Gold’s move up against the US dollar has run out of a steam, at least as a trade. “Gold fell the most since August after the dollar rebounded from the lowest ever against the euro, reducing the appeal of the precious metal as an alternative investment,” reports Bloomberg.
It will be fascinating to watch the trading in commodities and currencies for the rest of the year. Commodities like oil and gold are at the high-end of their trading ranges. The dollar is at the low-end. The yen remains weak, the euro too strong for the liking of European governments.
When you see assets reaching extreme trading ranges, something has to give. Either they test previous highs and make new ones, or they fall back and re-organise for a fresh assault later. The decline of the dollar is forcing the issue and causing a re-think of the fundamentals of the global system. That’s a tough market to trade in. But if you like volatility, you’ve got to love the current conditions.

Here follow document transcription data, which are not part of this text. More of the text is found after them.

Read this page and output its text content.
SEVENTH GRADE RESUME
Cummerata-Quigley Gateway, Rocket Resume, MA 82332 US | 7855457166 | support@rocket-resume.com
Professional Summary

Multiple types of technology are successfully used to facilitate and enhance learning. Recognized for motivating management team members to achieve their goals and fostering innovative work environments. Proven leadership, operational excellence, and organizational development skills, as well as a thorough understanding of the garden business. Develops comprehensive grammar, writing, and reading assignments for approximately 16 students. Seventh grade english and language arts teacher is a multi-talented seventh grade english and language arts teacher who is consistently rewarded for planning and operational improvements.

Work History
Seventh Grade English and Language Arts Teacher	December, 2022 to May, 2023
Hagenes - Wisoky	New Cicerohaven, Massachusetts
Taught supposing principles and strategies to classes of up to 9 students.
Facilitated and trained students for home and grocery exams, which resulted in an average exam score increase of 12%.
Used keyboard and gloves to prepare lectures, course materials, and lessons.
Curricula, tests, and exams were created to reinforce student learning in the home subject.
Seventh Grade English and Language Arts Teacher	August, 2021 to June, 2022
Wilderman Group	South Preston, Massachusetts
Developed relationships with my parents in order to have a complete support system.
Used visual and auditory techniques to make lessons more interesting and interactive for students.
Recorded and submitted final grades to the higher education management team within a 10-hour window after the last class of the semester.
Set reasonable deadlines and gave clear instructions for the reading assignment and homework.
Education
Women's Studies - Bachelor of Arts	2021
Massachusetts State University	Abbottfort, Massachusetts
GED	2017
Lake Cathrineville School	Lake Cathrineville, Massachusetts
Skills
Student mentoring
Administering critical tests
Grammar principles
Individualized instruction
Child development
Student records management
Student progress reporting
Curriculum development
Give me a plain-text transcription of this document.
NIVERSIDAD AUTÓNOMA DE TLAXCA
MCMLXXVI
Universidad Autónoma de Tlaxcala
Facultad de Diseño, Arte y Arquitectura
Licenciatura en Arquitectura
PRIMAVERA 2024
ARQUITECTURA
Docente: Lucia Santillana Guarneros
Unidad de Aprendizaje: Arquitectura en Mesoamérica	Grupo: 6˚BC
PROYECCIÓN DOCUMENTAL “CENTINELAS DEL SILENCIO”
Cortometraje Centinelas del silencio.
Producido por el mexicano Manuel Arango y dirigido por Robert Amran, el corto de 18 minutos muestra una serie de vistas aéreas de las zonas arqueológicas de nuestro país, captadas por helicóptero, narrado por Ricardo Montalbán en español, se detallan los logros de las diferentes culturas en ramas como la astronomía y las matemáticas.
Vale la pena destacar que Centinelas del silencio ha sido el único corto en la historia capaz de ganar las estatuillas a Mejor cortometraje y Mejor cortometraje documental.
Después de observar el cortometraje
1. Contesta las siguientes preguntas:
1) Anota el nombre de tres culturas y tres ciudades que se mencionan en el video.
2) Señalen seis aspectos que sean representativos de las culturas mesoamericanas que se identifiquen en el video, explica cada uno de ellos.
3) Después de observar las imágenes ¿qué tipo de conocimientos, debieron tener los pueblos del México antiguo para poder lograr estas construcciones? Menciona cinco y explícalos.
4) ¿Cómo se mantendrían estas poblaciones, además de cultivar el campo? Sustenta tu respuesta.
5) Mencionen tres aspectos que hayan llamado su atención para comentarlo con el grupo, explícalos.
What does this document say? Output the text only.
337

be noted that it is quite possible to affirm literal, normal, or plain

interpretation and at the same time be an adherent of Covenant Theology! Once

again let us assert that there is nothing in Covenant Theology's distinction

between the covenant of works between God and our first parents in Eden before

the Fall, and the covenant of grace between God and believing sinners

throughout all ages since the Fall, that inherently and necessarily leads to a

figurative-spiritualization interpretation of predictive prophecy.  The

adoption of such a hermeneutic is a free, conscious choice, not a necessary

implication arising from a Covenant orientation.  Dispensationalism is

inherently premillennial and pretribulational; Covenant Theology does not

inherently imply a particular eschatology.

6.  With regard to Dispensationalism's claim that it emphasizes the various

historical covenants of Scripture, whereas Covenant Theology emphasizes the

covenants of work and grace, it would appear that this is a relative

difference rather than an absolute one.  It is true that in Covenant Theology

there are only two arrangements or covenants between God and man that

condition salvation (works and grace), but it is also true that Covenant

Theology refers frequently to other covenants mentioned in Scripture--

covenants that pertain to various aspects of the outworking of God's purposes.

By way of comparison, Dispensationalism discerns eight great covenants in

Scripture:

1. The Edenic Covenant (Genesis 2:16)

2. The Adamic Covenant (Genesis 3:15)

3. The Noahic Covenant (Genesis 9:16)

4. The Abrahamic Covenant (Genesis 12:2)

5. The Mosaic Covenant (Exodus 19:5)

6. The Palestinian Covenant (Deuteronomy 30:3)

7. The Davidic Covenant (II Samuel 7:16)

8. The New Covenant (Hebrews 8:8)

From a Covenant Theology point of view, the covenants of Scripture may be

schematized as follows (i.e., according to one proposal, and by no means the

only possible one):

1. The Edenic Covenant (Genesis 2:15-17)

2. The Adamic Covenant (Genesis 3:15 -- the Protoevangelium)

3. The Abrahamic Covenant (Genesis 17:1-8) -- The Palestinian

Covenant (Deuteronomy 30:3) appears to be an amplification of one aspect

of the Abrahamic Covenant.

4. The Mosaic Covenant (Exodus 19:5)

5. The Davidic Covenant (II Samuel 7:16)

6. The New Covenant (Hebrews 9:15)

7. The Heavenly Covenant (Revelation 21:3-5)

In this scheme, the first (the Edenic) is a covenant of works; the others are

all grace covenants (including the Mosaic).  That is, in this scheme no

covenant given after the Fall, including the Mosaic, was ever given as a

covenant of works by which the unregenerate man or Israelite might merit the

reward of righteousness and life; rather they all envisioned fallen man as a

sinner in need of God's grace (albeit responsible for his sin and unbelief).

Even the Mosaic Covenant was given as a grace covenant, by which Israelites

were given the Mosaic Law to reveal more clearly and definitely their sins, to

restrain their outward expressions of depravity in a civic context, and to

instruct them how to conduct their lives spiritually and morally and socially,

The Reserve Bank made no changes to interest rates, it revealed today. No surprise there. Perhaps the most interesting news coming from the Bank today was the release of its monthly index of commodity prices. The index was up a whopping 2.6% in September, which isn’t a surprise either when you look at the trend in commodity prices since the bottom of 1999.
The rise in commodity prices is coming off an awfully low base. What’s more, the cost of raw materials has been declining for roughly 200 years, with more and more producers entering the global economy.
Today, of course, more consumers have entered the global economy as well. Several billion of them. This has reversed the long-term decline in commodity prices. It’s also the best argument for the bull market in resources lasting another 10 years.
The biggest risk right now is that real economic activity is about to by compromised by real financial chicanery. We suspect you haven’t heard the last of the global credit crunch yet. In the meantime, we’ll enjoy the resource ride.